A Colorado Division of Housing survey of Springs-area landlords showed average rents in the fourth quarter of 2016 rose to nearly $1,033 a month - the seventh consecutive quarter in which rents set a record.
Fourth-quarter monthly rents also were up nearly $91 from a year earlier and increased a little more than $7 from the third quarter of 2016.
The Housing Division report also showed:
- Rents averaged $1,130.60 in northwest Colorado Springs, which was the highest for any area. Cheapest average rents of $888.17 a month were found on the southeast side.
- Average rents were nearly $1,360 a month at amenity-filled apartment complexes built since 2010. Not surprisingly, older, pre-1959 properties had the lowest rents of a almost $815.
- The area's fourth quarter vacancy rate of 6.8 percent was up from 5 percent a year earlier and 4 percent in the third quarter.
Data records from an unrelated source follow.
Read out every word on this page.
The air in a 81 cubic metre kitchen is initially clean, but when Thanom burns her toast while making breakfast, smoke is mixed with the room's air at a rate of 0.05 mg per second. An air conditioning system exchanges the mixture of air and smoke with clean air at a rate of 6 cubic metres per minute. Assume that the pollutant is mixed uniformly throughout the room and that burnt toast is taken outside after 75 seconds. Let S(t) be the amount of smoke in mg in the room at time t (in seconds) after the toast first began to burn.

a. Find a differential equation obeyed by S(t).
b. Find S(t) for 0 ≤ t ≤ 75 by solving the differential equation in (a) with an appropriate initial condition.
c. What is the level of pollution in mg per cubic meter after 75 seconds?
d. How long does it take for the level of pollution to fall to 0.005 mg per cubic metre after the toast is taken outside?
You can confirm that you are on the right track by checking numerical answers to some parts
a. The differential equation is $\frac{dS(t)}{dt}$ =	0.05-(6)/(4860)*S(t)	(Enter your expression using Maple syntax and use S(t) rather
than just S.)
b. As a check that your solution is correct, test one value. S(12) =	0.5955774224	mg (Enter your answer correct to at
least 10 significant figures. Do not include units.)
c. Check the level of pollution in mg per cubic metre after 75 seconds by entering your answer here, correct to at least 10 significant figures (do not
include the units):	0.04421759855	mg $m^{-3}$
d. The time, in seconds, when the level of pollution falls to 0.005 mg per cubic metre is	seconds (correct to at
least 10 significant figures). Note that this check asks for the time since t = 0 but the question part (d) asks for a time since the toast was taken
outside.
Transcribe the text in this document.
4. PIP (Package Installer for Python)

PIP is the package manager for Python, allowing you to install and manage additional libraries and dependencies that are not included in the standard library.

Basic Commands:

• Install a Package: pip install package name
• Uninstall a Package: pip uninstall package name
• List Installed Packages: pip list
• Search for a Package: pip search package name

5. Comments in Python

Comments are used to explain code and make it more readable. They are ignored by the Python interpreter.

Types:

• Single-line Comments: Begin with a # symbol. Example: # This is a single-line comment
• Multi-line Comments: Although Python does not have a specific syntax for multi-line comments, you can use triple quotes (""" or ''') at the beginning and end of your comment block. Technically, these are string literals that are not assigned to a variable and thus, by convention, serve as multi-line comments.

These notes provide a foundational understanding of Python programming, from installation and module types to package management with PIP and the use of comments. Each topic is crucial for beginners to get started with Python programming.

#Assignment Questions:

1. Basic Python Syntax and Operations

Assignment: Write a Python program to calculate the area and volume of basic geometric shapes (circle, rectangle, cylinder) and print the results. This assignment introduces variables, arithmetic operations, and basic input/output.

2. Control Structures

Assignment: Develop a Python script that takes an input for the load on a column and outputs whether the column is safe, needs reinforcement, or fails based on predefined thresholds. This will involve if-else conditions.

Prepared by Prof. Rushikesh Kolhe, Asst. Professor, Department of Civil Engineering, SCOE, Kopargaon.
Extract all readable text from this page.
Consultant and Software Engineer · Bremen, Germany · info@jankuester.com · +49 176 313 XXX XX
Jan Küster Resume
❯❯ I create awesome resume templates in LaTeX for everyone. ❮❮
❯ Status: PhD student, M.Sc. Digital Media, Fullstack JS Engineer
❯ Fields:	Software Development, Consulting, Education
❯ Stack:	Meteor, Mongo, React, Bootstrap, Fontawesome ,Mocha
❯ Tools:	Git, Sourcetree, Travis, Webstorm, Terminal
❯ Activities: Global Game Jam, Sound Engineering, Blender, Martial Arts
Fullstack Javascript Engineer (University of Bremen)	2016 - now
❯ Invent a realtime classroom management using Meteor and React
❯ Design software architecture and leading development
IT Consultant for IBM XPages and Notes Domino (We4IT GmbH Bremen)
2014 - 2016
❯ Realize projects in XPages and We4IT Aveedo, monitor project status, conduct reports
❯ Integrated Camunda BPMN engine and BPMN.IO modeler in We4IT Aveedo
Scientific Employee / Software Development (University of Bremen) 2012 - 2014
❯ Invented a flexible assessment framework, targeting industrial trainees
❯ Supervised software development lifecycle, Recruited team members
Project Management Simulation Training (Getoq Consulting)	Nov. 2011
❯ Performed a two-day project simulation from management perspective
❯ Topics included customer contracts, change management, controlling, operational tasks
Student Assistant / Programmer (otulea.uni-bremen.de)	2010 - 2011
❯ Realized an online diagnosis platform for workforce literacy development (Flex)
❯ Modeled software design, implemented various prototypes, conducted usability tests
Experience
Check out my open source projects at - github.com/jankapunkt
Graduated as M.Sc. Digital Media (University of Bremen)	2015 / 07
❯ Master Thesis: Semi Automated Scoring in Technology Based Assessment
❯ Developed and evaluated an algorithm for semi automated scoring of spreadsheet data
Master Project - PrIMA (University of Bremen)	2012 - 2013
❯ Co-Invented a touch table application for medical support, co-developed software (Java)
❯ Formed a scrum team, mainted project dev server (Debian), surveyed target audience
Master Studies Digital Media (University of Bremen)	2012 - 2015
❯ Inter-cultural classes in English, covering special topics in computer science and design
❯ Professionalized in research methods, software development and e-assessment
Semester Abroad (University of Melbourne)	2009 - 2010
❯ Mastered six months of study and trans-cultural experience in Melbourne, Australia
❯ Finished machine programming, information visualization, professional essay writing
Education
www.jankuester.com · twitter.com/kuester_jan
Vacancies typically rise in the fourth quarter because fewer people are moving into apartments at that time of year.
But while the Housing Division's report showed continued growth in rents, a separate report by online research company Apartment Insights showed rents could be moderating.
In the first quarter of this year, rents averaged $947 a month; that's up $62 from a year earlier, but down $7 a month from the fourth quarter of 2016, Apartment Insights said.
The first-quarter vacancy rate of 5.25 percent rose three-quarters of a percentage point on a year-over-year basis and was up 1 percentage point from the fourth quarter of last year, according to Apartment Insights.
A deployment of more than 4,000 Fort Carson troops to Eastern Europe in January might be one factor slowing the market, since many soldiers live in apartments, said Doug Carter, a local commercial broker and Apartment Insights partner.
At the same time, some renters might be leaving apartments and buying homes, he said. Also some apartment dwellers might have simply moved out of the area.
"This is still a very strong, healthy rental market," Carter said. "We've seen some slight changes in rents and vacancies. Nothing big. We'll find out over time if the direction of the rental market is changing or we're just bouncing around with a strong, healthy rental market."
Multi-family experts have said mobile-minded millennials, empty nesters and others have driven the apartment demand in recent years. Laura Nelson, executive director of the Apartment Association of Southern Colorado, which co-sponsors the Housing Division report, said she expects that trend to continue.
"The demand for apartments is not going away anytime soon," she said.